Hard assets for hard times

We, in the real estate business, have been working overtime doing market analyses for our customers.

The frustrating part is that sellers do not want to hear what we have to tell them, in other words, that their property is not worth what they think it is and that they have to list lower if they expect to get their property sold.

This was an inevitable reaction to the worldwide economic crisis, which is heavily affecting the US. Real estate values had been inflated in the US for some time and it was only a question of when (not if) their market would turn. That, combined with the decline in the stock market and very tight credit, has made it difficult for many Americans to make discretionary purchases. As much of our buying pool is from within the US, the slowing of our real estate market should surprise no one.

We normally prefer six-monthly intervals to draw statistical comparisons to avoid making long-term judgments based on short-term anomalies. Something that bugs me about the media in general is how they create a big headline out of just a snapshot of information. However, for the benefit of this report, I can tell you that, since October, the number of sales made has declined by 37 per cent and there are 17 per cent fewer sales under contract waiting to close. The market for detached homes is a bit slower and the average sale price is down. The condominium market is slower and the average price is down slightly there as well. Some of the actual percentages are relatively small, but if they were projected over 12 months, there would be significant drops.

What are we looking at in the short-term future? We might be pleasantly surprised. Confidence in the US economy is very low right now. Even those who back President Obama’s social programmes are not all convinced of the soundness of his bail-out policies. Those who have money need to invest it somehow, somewhere. There are a lot of baby boomers in the US – and here in Cayman – who are contemplating retirement and are looking for passive income and a hedge against inflation. But where do they put their savings?

How about the Stock Market? Well, you used to be able to depend on price-to-earnings ratios and good products to choose a good stock. But now it is more often market manipulation by traders and movement by big institutional players, which affects stock prices so it is not the same game anymore. Many people see the stock market as a very unreliable place to park their savings.

What about banks? Well, sure, but the rates for CDs and money market funds are so low that pretty soon we will have to pay them to have them hold our money (don’t laugh!)

So what’s left?

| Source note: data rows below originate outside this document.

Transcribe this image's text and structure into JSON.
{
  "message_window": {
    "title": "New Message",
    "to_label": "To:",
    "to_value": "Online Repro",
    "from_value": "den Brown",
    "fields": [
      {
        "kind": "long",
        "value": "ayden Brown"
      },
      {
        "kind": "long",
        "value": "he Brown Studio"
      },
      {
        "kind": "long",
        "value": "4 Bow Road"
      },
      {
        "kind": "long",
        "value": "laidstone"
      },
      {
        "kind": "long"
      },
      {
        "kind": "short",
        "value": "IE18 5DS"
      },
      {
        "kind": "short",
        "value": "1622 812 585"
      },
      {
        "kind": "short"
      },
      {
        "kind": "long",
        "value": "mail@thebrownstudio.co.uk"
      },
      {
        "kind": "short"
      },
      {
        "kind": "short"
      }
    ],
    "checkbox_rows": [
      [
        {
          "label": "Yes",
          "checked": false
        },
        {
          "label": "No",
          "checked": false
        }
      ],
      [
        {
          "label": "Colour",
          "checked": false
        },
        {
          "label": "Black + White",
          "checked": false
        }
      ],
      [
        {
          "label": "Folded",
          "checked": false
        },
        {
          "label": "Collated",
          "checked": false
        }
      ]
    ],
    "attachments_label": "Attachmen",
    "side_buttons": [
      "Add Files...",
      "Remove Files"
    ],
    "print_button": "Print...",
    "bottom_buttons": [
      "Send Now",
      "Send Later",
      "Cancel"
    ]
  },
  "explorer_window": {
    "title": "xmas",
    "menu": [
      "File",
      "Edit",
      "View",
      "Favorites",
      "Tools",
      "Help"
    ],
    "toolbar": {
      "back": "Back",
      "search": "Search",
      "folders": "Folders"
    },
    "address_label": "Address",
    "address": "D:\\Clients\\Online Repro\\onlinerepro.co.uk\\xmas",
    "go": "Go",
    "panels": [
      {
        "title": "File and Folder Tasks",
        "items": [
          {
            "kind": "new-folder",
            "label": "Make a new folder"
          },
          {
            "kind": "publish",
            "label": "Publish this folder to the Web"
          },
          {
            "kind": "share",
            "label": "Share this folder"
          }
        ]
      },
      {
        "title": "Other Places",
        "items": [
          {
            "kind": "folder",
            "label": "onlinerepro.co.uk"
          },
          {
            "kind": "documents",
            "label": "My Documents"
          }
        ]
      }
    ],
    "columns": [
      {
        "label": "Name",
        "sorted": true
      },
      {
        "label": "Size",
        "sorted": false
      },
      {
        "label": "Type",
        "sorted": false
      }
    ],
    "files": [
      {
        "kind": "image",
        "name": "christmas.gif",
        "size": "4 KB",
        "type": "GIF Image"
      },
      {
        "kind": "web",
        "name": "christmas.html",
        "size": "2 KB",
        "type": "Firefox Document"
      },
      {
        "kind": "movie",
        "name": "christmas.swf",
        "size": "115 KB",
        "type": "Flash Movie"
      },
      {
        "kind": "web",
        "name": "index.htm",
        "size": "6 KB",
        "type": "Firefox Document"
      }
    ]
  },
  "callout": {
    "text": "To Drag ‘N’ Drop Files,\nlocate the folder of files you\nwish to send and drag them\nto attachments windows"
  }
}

There’s real estate. It’s a hard asset, prices are down so future appreciation is all but guaranteed and our market is small and supported by local and foreign purchasers so we tend not to see the drastic lows. By the same token, any influx of foreign money can bring about significant new highs in relatively short timeframes.

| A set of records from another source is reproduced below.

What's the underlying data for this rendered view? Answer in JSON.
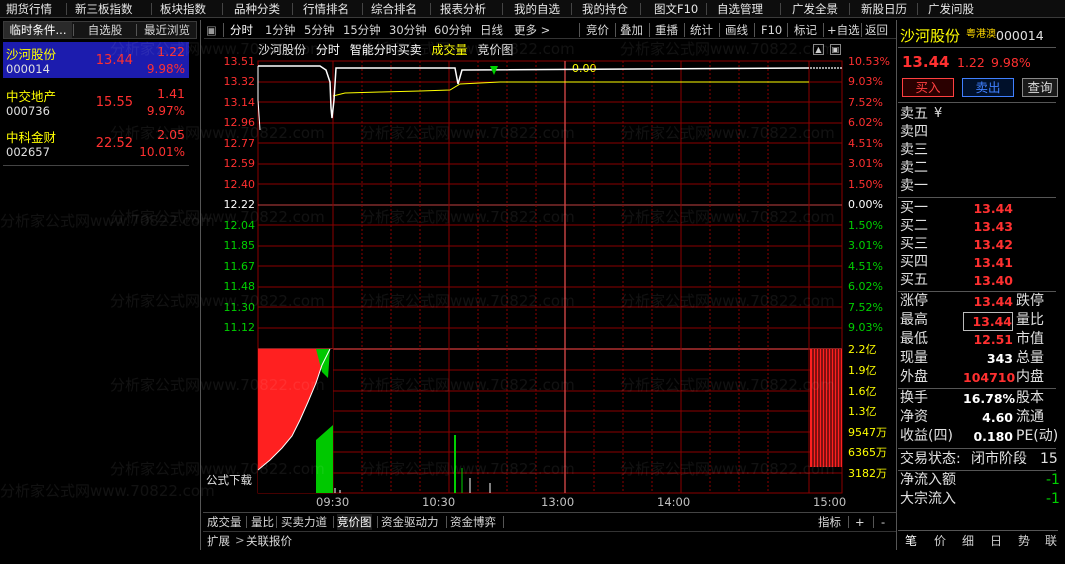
{
  "top_menu": [
    "期货行情",
    "新三板指数",
    "板块指数",
    "品种分类",
    "行情排名",
    "综合排名",
    "报表分析",
    "我的自选",
    "我的持仓",
    "图文F10",
    "自选管理",
    "广发全景",
    "新股日历",
    "广发问股"
  ],
  "left_tabs": [
    "临时条件...",
    "自选股",
    "最近浏览"
  ],
  "stock_list": [
    {
      "name": "沙河股份",
      "code": "000014",
      "price": "13.44",
      "change": "1.22",
      "pct": "9.98%"
    },
    {
      "name": "中交地产",
      "code": "000736",
      "price": "15.55",
      "change": "1.41",
      "pct": "9.97%"
    },
    {
      "name": "中科金财",
      "code": "002657",
      "price": "22.52",
      "change": "2.05",
      "pct": "10.01%"
    }
  ],
  "chart_toolbar": [
    "分时",
    "1分钟",
    "5分钟",
    "15分钟",
    "30分钟",
    "60分钟",
    "日线",
    "更多 >",
    "竞价",
    "叠加",
    "重播",
    "统计",
    "画线",
    "F10",
    "标记",
    "+自选",
    "返回"
  ],
  "chart_header": {
    "stock": "沙河股份",
    "mode": "分时",
    "indicator": "智能分时买卖",
    "volume": "成交量",
    "auction": "竞价图",
    "current_value": "0.00"
  },
  "price_axis": [
    "13.51",
    "13.32",
    "13.14",
    "12.96",
    "12.77",
    "12.59",
    "12.40",
    "12.22",
    "12.04",
    "11.85",
    "11.67",
    "11.48",
    "11.30",
    "11.12"
  ],
  "pct_axis": [
    "10.53%",
    "9.03%",
    "7.52%",
    "6.02%",
    "4.51%",
    "3.01%",
    "1.50%",
    "0.00%",
    "1.50%",
    "3.01%",
    "4.51%",
    "6.02%",
    "7.52%",
    "9.03%"
  ],
  "volume_axis": [
    "2.2亿",
    "1.9亿",
    "1.6亿",
    "1.3亿",
    "9547万",
    "6365万",
    "3182万"
  ],
  "time_axis": [
    "09:30",
    "10:30",
    "13:00",
    "14:00",
    "15:00"
  ],
  "formula_download": "公式下载",
  "bottom_tabs": [
    "成交量",
    "量比",
    "买卖力道",
    "竞价图",
    "资金驱动力",
    "资金博弈"
  ],
  "bottom_right": [
    "指标",
    "+",
    "-"
  ],
  "extension": [
    "扩展",
    ">",
    "关联报价"
  ],
  "quote": {
    "name": "沙河股份",
    "tag": "粤港澳",
    "code": "000014",
    "price": "13.44",
    "change": "1.22",
    "pct": "9.98%",
    "buy_label": "买入",
    "sell_label": "卖出",
    "query_label": "查询",
    "sell_levels": [
      {
        "label": "卖五",
        "value": "¥"
      },
      {
        "label": "卖四",
        "value": ""
      },
      {
        "label": "卖三",
        "value": ""
      },
      {
        "label": "卖二",
        "value": ""
      },
      {
        "label": "卖一",
        "value": ""
      }
    ],
    "buy_levels": [
      {
        "label": "买一",
        "value": "13.44"
      },
      {
        "label": "买二",
        "value": "13.43"
      },
      {
        "label": "买三",
        "value": "13.42"
      },
      {
        "label": "买四",
        "value": "13.41"
      },
      {
        "label": "买五",
        "value": "13.40"
      }
    ],
    "stats": [
      {
        "label": "涨停",
        "value": "13.44",
        "label2": "跌停"
      },
      {
        "label": "最高",
        "value": "13.44",
        "label2": "量比"
      },
      {
        "label": "最低",
        "value": "12.51",
        "label2": "市值"
      },
      {
        "label": "现量",
        "value": "343",
        "label2": "总量"
      },
      {
        "label": "外盘",
        "value": "104710",
        "label2": "内盘"
      },
      {
        "label": "换手",
        "value": "16.78%",
        "label2": "股本"
      },
      {
        "label": "净资",
        "value": "4.60",
        "label2": "流通"
      },
      {
        "label": "收益(四)",
        "value": "0.180",
        "label2": "PE(动)"
      }
    ],
    "status_label": "交易状态:",
    "status_value": "闭市阶段",
    "status_extra": "15",
    "net_inflow_label": "净流入额",
    "net_inflow_value": "-1",
    "block_inflow_label": "大宗流入",
    "block_inflow_value": "-1"
  },
  "right_bottom_tabs": [
    "笔",
    "价",
    "细",
    "日",
    "势",
    "联"
  ],
  "watermark": "分析家公式网www.70822.com",
  "colors": {
    "up": "#ff3030",
    "down": "#00d000",
    "label": "#ffff00",
    "grid": "#8b0000",
    "flat": "#ffffff"
  }
}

Improved resort real estate provides a small return on investment from rental, which approximates CD interest while often allowing owners’ usage as well as future appreciation. Raw land is maintenance-free as it appreciates. Investment real estate gives you a rental return which is higher than CD rates and there is appreciation potential as well. In all of these cases, there is no annual property tax to dilute your return and this is clearly an offshore investment.

What about the long-term? Well, President Obama has already earmarked US$750b for his pet projects in the name of stimulus and it is certain there will be more. This money is a debt that will have to be paid by current and future US citizens, while the money is being used to ensure the continuation in power of the Democrats. If you think that is an exaggeration, have a look at where all that money is going (www.pattonboggs.com). This kind of political pork spending will only further weaken, not strengthen, the US dollar.

The only remedy for the US sick economy is to get back on a sound economic footing. Simply put “don’t spend more than you have” and “don’t penalise people for success”. Only this will create confidence and encourage people to spend. Sadly, under President Obama, that is unlikely to happen and so it will be even more important to own a hard asset going forward. That equates to something that will not blow away in the political winds; something like real estate.